The method was to take a glass plate negative, varnish it and when dry coat it with a thick coating of bichromated gelatin, exposing this to light and then soaking it in water allowing it to swell based on its exposure. While still damp take a stereotype of it and then produce an electrotype from that for printing. Next Leggo patented “Granular photography” in Canada in 1869 and in the US in 1871. It utilized both random dot and line screen halftones. Leggo produced the first halftones in a weekly paper, the Canadian Illustrated News (1869 – 1872) and in a daily paper the New York Daily Graphic in 1873-74. The process was primarily photolithographic, though some examples 1869-1870 are printed in relief.

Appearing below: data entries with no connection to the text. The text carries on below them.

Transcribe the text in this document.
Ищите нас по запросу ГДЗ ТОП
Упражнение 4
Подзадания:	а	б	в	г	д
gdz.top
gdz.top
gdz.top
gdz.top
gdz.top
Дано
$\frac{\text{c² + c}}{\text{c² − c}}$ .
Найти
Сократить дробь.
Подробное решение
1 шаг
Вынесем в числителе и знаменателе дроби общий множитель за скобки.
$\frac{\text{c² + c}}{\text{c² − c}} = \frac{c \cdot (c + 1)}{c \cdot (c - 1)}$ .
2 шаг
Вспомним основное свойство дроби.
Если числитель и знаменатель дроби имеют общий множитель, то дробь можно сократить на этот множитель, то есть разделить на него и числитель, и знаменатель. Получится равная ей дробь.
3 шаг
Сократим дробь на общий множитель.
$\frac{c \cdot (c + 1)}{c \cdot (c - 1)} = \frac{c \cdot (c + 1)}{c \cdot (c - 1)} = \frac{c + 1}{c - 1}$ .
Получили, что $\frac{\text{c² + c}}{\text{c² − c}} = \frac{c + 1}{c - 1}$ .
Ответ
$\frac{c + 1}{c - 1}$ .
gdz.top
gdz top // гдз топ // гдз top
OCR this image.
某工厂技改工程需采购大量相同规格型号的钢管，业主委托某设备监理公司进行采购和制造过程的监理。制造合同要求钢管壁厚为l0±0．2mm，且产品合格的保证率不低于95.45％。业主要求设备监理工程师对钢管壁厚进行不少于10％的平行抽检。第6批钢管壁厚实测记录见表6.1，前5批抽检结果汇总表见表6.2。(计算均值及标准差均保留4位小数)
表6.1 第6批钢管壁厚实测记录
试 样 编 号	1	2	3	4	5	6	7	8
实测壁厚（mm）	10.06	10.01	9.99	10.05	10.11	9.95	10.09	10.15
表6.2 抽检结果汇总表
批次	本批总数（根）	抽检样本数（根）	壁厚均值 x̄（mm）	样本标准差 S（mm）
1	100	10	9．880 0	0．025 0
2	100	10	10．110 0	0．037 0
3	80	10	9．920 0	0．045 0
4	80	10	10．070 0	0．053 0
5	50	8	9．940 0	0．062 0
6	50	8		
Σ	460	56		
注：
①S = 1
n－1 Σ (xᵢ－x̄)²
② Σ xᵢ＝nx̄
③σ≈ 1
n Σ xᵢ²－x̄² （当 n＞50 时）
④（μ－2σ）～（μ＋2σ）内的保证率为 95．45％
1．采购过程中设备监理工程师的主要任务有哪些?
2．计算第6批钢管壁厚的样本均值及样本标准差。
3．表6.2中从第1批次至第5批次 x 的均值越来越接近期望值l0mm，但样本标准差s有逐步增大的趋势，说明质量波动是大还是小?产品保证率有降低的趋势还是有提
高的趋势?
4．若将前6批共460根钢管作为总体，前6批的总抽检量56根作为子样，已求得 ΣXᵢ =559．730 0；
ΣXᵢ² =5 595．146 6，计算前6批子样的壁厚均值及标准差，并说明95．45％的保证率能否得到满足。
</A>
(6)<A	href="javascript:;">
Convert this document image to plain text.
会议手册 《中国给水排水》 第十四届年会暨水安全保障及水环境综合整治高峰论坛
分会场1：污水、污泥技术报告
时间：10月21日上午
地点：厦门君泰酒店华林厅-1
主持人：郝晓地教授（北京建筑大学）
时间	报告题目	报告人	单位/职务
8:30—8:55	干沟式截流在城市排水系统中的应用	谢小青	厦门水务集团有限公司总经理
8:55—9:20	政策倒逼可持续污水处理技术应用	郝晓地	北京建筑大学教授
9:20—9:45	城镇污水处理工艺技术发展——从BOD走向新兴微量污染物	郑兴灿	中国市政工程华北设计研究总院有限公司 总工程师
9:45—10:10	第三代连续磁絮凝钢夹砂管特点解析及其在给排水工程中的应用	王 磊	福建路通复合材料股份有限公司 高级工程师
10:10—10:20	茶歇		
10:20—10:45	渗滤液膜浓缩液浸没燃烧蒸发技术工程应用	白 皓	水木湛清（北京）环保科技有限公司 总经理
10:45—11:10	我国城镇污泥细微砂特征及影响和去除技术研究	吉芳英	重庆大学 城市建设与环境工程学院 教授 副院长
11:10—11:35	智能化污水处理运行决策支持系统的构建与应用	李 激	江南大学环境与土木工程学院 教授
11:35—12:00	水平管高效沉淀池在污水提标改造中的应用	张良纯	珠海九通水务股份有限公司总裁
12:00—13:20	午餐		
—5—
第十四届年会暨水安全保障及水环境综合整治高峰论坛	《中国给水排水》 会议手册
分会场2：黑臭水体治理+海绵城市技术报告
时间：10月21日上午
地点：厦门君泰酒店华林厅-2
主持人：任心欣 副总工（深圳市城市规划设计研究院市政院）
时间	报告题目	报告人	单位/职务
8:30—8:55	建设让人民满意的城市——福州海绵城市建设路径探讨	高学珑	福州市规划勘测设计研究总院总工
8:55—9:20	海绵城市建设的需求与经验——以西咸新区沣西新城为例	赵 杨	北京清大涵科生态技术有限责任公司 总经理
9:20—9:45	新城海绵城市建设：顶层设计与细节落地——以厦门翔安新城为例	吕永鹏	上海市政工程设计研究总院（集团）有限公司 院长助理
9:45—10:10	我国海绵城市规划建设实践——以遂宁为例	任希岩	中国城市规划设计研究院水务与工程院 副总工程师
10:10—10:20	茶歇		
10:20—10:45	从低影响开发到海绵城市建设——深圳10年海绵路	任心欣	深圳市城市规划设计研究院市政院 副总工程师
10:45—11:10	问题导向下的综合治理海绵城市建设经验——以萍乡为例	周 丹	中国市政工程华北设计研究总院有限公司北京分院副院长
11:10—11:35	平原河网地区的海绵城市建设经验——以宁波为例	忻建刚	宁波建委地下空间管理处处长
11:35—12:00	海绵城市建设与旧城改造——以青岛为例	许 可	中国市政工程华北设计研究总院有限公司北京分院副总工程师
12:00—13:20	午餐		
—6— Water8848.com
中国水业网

From the US patent of 1871 “By these improvements I produce a new style of photograph, in which the gradations of light and shade of the picture are shown in granulation, in lines and dots instead of the usual unbroken shades of greater or lesser intensity. This style of photograph I use in the manufacture of Leggotypes from natural objects, from mezzotints, from brush, stump, pencil, and other drawings, and prints such as not already composed of lines and dots. I further employ this style of photograph in the manufacture of transfers for zinc, stone, from subjects of the above-mentioned classes. To make a granulated positive I copy, by known photographic manipulation, an ordinary photographic negative, combined with a granulated plate of known or ordinary construction. The two being placed together act as one plate. From a positive so made I produce, by the art of Leggotyping, a surface-printing type, capable of being printed from in any type printing press.” Leggotypes in 1871 were 90 lines per inch. The 1872 halftones varied between 120 and 133 lines per inch. In 1873 they were 100 lines per inch. Planographic / Relief Leggo also used his line screen to create toned areas on art work, in a similar manner as Ben-Day Dots as early as 1870.